Uma maneira de fazer isso, para ele, é ter uma abordagem mais histórica – exatamente o que ele fez com seu último projeto, o podcast The Santiago Boys. Os nove episódios narram a experiência do Cybersyn, uma espécie de internet pré-internet criada sob o governo socialista de Salvador Allende no Chile nos anos 1970. A ideia do Cybersyn, que funcionava em uma sala retrofuturista digna de filme, era analisar dados da população chilena para subsidiar políticas públicas, uma proposta arrojada e de difícil execução na época. Sob ataque constante dos inimigos políticos turbinados pelos EUA, e diante de uma série de dificuldades tecnológicas, o Cybersyn fracassou. Allende sofreu o golpe.
Ao olhar para o passado, Morozov ajuda a compreender o presente: o enfrentamento do governo socialista contra a ITT – o “Google da época”, como ele define –, o fim do projeto após o golpe e a morte da utopia, que depois foi soterrada pelo neoliberalismo e as megacorporações – inseridos na disputa geopolítica da guerra fria –, ajuda a enxergar como chegamos até aqui.
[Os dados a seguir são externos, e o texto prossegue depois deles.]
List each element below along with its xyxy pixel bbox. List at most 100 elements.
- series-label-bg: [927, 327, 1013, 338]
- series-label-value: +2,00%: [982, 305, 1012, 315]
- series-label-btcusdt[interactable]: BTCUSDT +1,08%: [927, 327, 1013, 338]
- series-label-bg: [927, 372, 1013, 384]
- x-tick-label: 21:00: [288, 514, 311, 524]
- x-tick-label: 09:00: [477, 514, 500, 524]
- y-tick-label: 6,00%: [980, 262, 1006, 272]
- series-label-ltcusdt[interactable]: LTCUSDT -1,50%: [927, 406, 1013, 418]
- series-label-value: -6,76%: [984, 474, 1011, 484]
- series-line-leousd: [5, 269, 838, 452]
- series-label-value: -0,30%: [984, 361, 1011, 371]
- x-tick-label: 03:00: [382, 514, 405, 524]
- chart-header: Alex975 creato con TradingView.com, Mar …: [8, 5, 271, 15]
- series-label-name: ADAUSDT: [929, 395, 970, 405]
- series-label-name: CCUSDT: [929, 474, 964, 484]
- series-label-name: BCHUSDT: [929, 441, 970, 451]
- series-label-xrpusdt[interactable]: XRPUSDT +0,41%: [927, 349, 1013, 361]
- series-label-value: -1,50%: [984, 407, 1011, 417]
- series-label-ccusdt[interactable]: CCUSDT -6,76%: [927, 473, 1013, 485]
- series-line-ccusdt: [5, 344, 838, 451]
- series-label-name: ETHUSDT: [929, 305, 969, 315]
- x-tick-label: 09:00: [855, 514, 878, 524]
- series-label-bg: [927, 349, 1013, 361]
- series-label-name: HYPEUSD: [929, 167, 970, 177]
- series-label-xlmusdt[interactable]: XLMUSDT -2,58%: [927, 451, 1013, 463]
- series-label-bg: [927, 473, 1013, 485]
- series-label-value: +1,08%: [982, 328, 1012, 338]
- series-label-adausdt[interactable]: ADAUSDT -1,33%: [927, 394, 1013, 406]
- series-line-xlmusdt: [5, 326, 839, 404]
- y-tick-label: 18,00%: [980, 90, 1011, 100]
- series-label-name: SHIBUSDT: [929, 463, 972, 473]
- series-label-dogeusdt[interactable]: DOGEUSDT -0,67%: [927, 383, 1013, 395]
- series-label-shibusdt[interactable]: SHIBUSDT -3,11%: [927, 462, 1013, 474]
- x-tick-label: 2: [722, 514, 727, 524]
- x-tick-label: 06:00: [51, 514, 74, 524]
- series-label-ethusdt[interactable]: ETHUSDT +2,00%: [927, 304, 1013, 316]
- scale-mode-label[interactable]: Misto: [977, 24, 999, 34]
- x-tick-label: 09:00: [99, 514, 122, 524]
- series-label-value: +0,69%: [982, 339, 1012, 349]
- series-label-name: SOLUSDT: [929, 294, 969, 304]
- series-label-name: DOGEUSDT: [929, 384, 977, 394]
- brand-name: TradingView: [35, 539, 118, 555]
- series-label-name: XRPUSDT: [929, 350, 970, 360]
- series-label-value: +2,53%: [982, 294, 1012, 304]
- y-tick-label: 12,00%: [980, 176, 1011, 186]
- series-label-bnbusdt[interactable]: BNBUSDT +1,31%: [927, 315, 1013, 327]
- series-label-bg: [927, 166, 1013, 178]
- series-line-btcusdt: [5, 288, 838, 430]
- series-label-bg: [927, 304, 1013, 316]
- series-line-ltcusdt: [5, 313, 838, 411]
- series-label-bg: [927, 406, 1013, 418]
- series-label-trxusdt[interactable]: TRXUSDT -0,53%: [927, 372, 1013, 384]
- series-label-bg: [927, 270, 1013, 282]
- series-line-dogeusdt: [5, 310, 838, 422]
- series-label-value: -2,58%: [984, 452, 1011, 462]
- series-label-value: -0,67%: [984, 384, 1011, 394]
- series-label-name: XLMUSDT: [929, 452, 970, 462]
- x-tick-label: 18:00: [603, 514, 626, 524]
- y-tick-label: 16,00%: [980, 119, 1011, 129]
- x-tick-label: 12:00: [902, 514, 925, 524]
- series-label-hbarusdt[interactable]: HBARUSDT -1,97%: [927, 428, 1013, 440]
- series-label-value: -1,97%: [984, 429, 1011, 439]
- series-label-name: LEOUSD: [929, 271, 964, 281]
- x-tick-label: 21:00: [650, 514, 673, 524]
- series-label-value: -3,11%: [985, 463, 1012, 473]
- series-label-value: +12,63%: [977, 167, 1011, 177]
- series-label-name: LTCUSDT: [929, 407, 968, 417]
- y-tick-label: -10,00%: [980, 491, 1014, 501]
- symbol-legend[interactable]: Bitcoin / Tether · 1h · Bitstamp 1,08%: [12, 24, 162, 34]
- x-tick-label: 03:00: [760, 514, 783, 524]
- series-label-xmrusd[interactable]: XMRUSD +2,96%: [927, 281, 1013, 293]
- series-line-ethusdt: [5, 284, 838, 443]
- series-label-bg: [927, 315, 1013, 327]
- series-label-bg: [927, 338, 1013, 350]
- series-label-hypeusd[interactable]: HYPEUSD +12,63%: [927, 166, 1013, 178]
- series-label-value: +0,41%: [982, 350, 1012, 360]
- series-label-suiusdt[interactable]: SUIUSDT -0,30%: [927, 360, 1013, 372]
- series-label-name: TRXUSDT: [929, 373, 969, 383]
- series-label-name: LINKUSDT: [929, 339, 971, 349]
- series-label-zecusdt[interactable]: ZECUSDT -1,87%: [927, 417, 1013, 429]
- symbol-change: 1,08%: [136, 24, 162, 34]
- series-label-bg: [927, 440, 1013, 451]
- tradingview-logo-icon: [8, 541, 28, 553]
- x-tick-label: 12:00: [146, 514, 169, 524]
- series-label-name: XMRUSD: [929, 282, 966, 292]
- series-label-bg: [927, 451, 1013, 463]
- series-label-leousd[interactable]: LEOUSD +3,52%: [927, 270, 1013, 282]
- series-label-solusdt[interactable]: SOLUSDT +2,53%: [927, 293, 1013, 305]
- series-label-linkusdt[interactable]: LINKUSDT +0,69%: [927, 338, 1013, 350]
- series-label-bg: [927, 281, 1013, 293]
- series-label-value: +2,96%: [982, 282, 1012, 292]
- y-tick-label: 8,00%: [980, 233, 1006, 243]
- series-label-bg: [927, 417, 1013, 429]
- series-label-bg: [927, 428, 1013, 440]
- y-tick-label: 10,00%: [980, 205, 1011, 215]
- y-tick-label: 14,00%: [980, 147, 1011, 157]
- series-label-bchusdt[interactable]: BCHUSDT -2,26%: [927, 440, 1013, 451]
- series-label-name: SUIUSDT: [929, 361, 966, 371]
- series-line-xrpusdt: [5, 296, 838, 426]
Para Morozov, a maneira como o debate acontecia nas décadas de 1960 e 1970 na América Latina é muito similar à de hoje – como, por exemplo, a influência estrangeira de empresas gigantes de tecnologia e interferências nos nossos modelos de democracia e desenvolvimento.
‘No Brasil, os movimentos têm garantido a inovação que pulsa na sociedade’.
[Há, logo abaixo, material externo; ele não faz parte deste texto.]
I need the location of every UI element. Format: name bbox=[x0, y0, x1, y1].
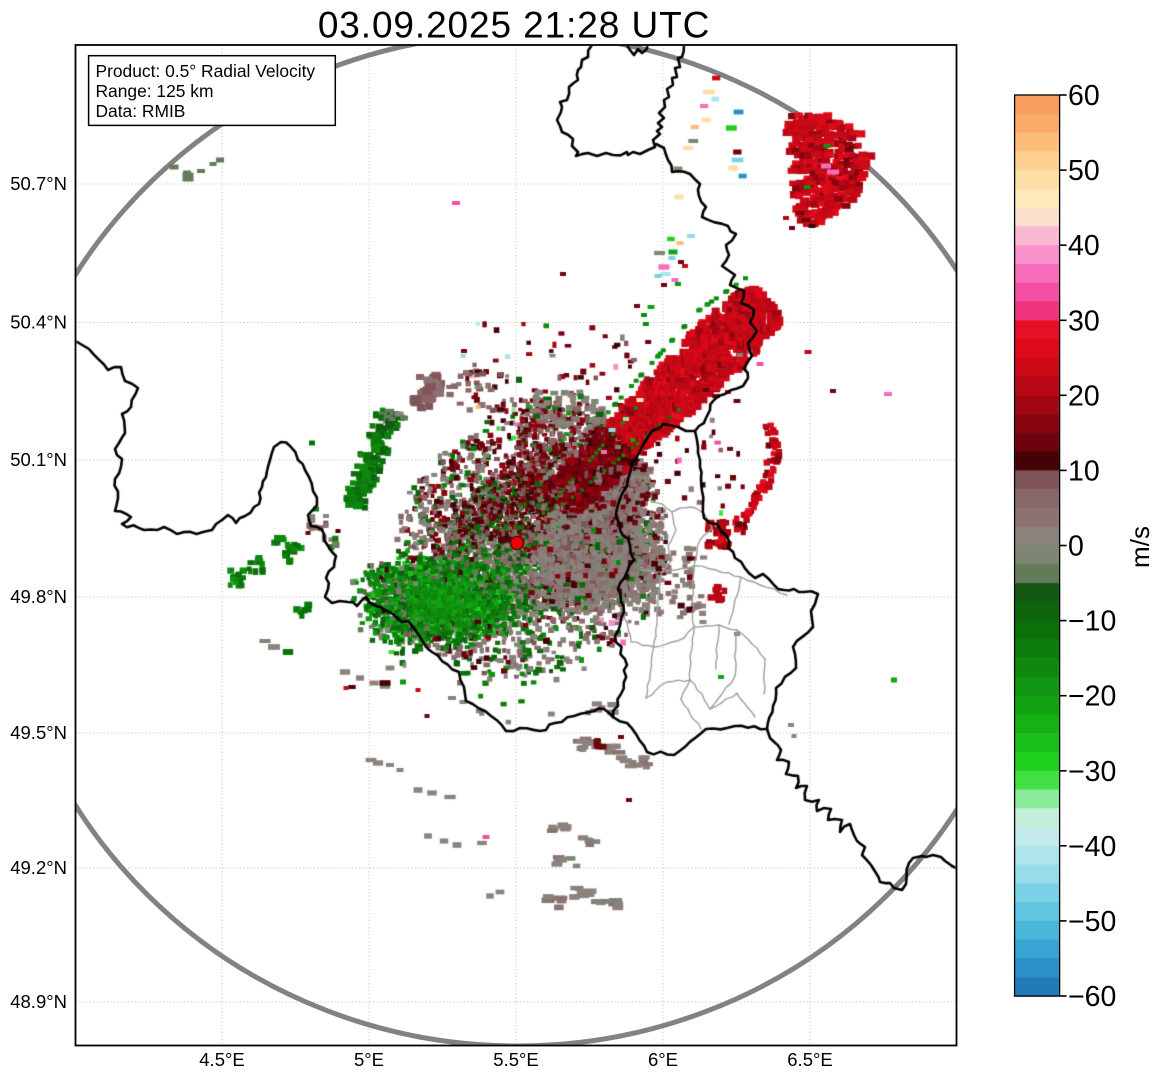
svg-text:−10: −10 bbox=[1068, 606, 1116, 638]
svg-text:49.2°N: 49.2°N bbox=[10, 857, 67, 878]
svg-text:50.4°N: 50.4°N bbox=[10, 312, 67, 333]
svg-text:Data: RMIB: Data: RMIB bbox=[96, 101, 186, 121]
svg-text:−50: −50 bbox=[1068, 906, 1116, 938]
svg-text:50.7°N: 50.7°N bbox=[10, 173, 67, 194]
svg-text:0: 0 bbox=[1068, 531, 1084, 563]
svg-text:m/s: m/s bbox=[1125, 526, 1155, 568]
svg-text:30: 30 bbox=[1068, 305, 1100, 337]
svg-text:60: 60 bbox=[1068, 80, 1100, 112]
svg-text:5.5°E: 5.5°E bbox=[493, 1049, 538, 1070]
svg-text:−30: −30 bbox=[1068, 756, 1116, 788]
svg-text:40: 40 bbox=[1068, 230, 1100, 262]
svg-text:6.5°E: 6.5°E bbox=[787, 1049, 832, 1070]
svg-text:03.09.2025 21:28 UTC: 03.09.2025 21:28 UTC bbox=[318, 5, 710, 46]
svg-text:10: 10 bbox=[1068, 455, 1100, 487]
svg-text:50: 50 bbox=[1068, 155, 1100, 187]
svg-text:50.1°N: 50.1°N bbox=[10, 449, 67, 470]
svg-text:Product: 0.5° Radial Velocity: Product: 0.5° Radial Velocity bbox=[96, 61, 316, 81]
svg-text:5°E: 5°E bbox=[354, 1049, 384, 1070]
svg-text:49.5°N: 49.5°N bbox=[10, 722, 67, 743]
svg-text:48.9°N: 48.9°N bbox=[10, 991, 67, 1012]
svg-text:−40: −40 bbox=[1068, 831, 1116, 863]
svg-text:49.8°N: 49.8°N bbox=[10, 586, 67, 607]
svg-text:−20: −20 bbox=[1068, 681, 1116, 713]
svg-text:20: 20 bbox=[1068, 380, 1100, 412]
svg-text:−60: −60 bbox=[1068, 981, 1116, 1013]
svg-text:Range: 125 km: Range: 125 km bbox=[96, 81, 214, 101]
svg-text:4.5°E: 4.5°E bbox=[199, 1049, 244, 1070]
svg-text:6°E: 6°E bbox=[648, 1049, 678, 1070]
Foi por isso que, para além do pessimismo pelo qual ele costuma ser simplificado, as conversas de Morozov no Brasil, desta vez, giraram em torno da soberania tecnológica nacional. Para o pesquisador, não basta regular big techs – é preciso investir em infraestrutura. As empresas do Vale do Silício estão impregnadas na educação, na saúde, no governo e em outras áreas estratégicas. Para entender, é só ler sobre o tour dos deputados brasileiros na Califórnia que reportamos no ano passado: a bajulação e o entusiasmo acrítico com as big tech não deixam muito espaço para a defesa dos interesses do Brasil ou dos brasileiros na adoção dessas tecnologias.
Morozov e o governo Lula
Ao longo desta semana, Morozov também foi a Brasília e se encontrou com vários políticos. Esteve com os deputados Orlando Silva, do PCdoB, e com Guilherme Boulos, do Psol, que ele definiu como dois dos mais “legais” do parlamento brasileiro. Também se reuniu com vários membros do governo federal, incluindo a ministra da Gestão e Inovação em Serviços Públicos, Esther Dweck, o ministro do Supremo Luís Roberto Barroso, e membros da Anatel, a Agência Nacional de Telecomunicações.
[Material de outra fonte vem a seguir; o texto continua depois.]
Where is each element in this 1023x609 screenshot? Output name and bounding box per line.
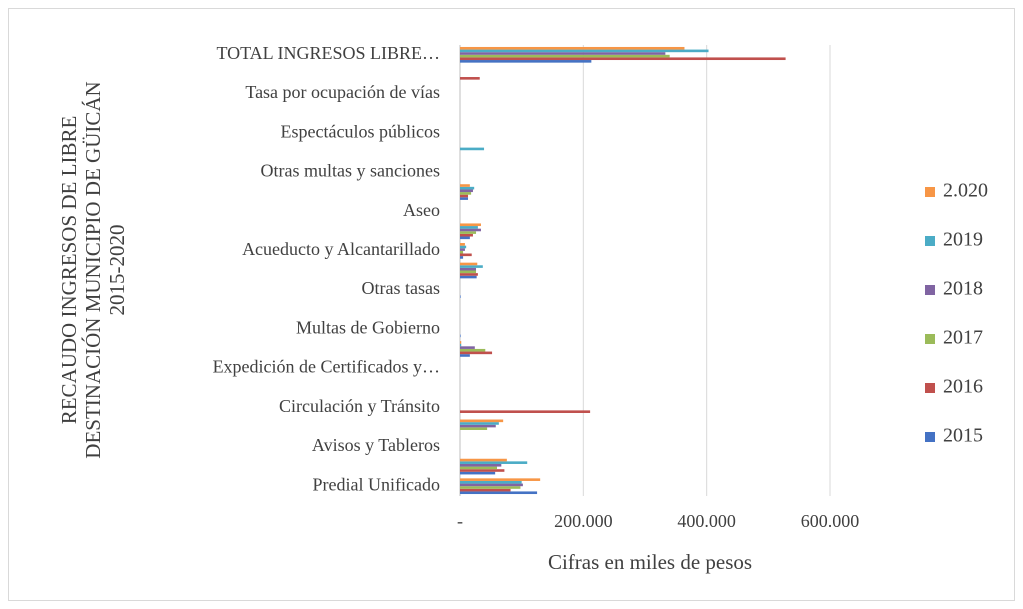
- bar: [460, 466, 497, 470]
- bar: [460, 60, 592, 63]
- x-tick-label: -: [457, 511, 463, 531]
- legend-swatch: [925, 334, 935, 344]
- bar: [460, 186, 475, 190]
- legend-label: 2017: [943, 327, 983, 349]
- legend-label: 2016: [943, 376, 983, 398]
- y-axis-title: RECAUDO INGRESOS DE LIBREDESTINACIÓN MUN…: [57, 81, 129, 458]
- y-tick-label: Tasa por ocupación de vías: [245, 82, 440, 102]
- x-tick-label: 600.000: [801, 511, 860, 531]
- x-axis-title: Cifras en miles de pesos: [548, 550, 752, 574]
- bar: [460, 147, 485, 151]
- legend-label: 2.020: [943, 180, 988, 202]
- y-tick-label: Otras multas y sanciones: [261, 161, 440, 181]
- bar: [460, 424, 496, 428]
- bar: [460, 52, 666, 55]
- y-tick-label: Avisos y Tableros: [312, 435, 440, 455]
- bar: [460, 256, 464, 259]
- y-tick-label: TOTAL INGRESOS LIBRE…: [216, 43, 440, 63]
- bar: [460, 427, 488, 430]
- legend-swatch: [925, 187, 935, 197]
- bar: [460, 334, 461, 338]
- bar: [460, 49, 709, 53]
- bar: [460, 236, 470, 240]
- legend-swatch: [925, 432, 935, 442]
- bar: [460, 488, 511, 492]
- chart-frame: [8, 8, 1015, 601]
- bar: [460, 253, 472, 257]
- bar: [460, 265, 483, 268]
- bar: [460, 478, 541, 481]
- y-tick-label: Aseo: [403, 200, 440, 220]
- y-tick-label: Expedición de Certificados y…: [213, 357, 440, 377]
- legend-swatch: [925, 383, 935, 393]
- bar: [460, 226, 478, 229]
- bar: [460, 480, 522, 484]
- bar: [460, 223, 481, 227]
- legend-label: 2018: [943, 278, 983, 300]
- bar: [460, 233, 473, 237]
- bar: [460, 192, 472, 195]
- bar: [460, 471, 496, 475]
- y-tick-label: Otras tasas: [362, 278, 440, 298]
- legend-swatch: [925, 236, 935, 246]
- bar: [460, 245, 467, 249]
- bar: [460, 243, 465, 246]
- bar: [460, 262, 478, 266]
- bar: [460, 343, 462, 347]
- bar: [460, 461, 528, 464]
- x-tick-label: 200.000: [554, 511, 613, 531]
- bar: [460, 77, 480, 80]
- bar: [460, 346, 475, 349]
- legend-label: 2019: [943, 229, 983, 251]
- bar: [460, 410, 591, 413]
- y-tick-label: Espectáculos públicos: [281, 121, 440, 141]
- legend-label: 2015: [943, 425, 983, 447]
- bar: [460, 463, 502, 467]
- y-tick-label: Circulación y Tránsito: [279, 396, 440, 416]
- bar: [460, 228, 481, 232]
- bar: [460, 341, 462, 344]
- bar: [460, 184, 470, 187]
- bar: [460, 486, 521, 489]
- bar: [460, 54, 670, 58]
- bar: [460, 197, 469, 200]
- bar: [460, 295, 461, 298]
- bar: [460, 46, 685, 50]
- bar: [460, 354, 470, 357]
- bar: [460, 273, 478, 276]
- bar: [460, 491, 538, 495]
- y-tick-label: Acueducto y Alcantarillado: [242, 239, 440, 259]
- bar: [460, 267, 477, 271]
- y-tick-label: Predial Unificado: [313, 474, 440, 494]
- bar: [460, 458, 507, 462]
- bar: [460, 231, 477, 234]
- bar: [460, 248, 465, 251]
- x-tick-label: 400.000: [677, 511, 736, 531]
- bar: [460, 419, 504, 423]
- bar: [460, 469, 505, 472]
- bar: [460, 275, 477, 279]
- bar: [460, 483, 523, 487]
- bar: [460, 270, 477, 274]
- bar: [460, 422, 499, 425]
- y-tick-label: Multas de Gobierno: [296, 317, 440, 337]
- bar: [460, 189, 473, 193]
- bar: [460, 194, 469, 198]
- bar: [460, 57, 786, 61]
- bar: [460, 351, 493, 355]
- legend-swatch: [925, 285, 935, 295]
- bar: [460, 250, 464, 254]
- bar: [460, 348, 486, 352]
Morozov defende que, frente ao poder transnacional das big techs, é o estado que deve garantir infraestrutura para o desenvolvimento tecnológico – semicondutores, redes, inteligência artificial, que têm alto custo. Mas o pesquisador é pragmático em relação ao papel do governo brasileiro sob a gestão de Lula. Para ele, a soberania tecnológica só é factível se for executada dentro de um contexto, um projeto maior de desenvolvimento – algo que pode ser difícil em um governo de centro esquerda que precisa fazer concessões para garantir sua própria sobrevivência política.
Perguntei à Daiane Araújo, da Casa dos Meninos, sua impressão sobre o encontro e as falas do pesquisador. Ela afirma concordar com Morozov sobre o papel do estado na garantia da soberania – mas só isso não é suficiente. “Precisamos criar ou fortalecer atores políticos para construção de um projeto político para construção de uma soberania digital e popular”. Não é fácil. Ela conta que, até mesmo em ambientes com organizações da sociedade civil que trabalham com direitos digitais, o tema da soberania tecnológica não é levantado.
Em uma de suas palestras, Morozov exemplificou: não se trata de repetir o modelo do Google, tampouco simplesmente importar um modelo estatal controlador. “Dizem que defendemos o stalinismo digital, substituindo o Google por gulags”, ele disse, provocando risos. “Não é isso. No Brasil, os movimentos têm garantido a inovação que pulsa na sociedade. A base ideológica que preza pelos princípios da soberania tecnológica”.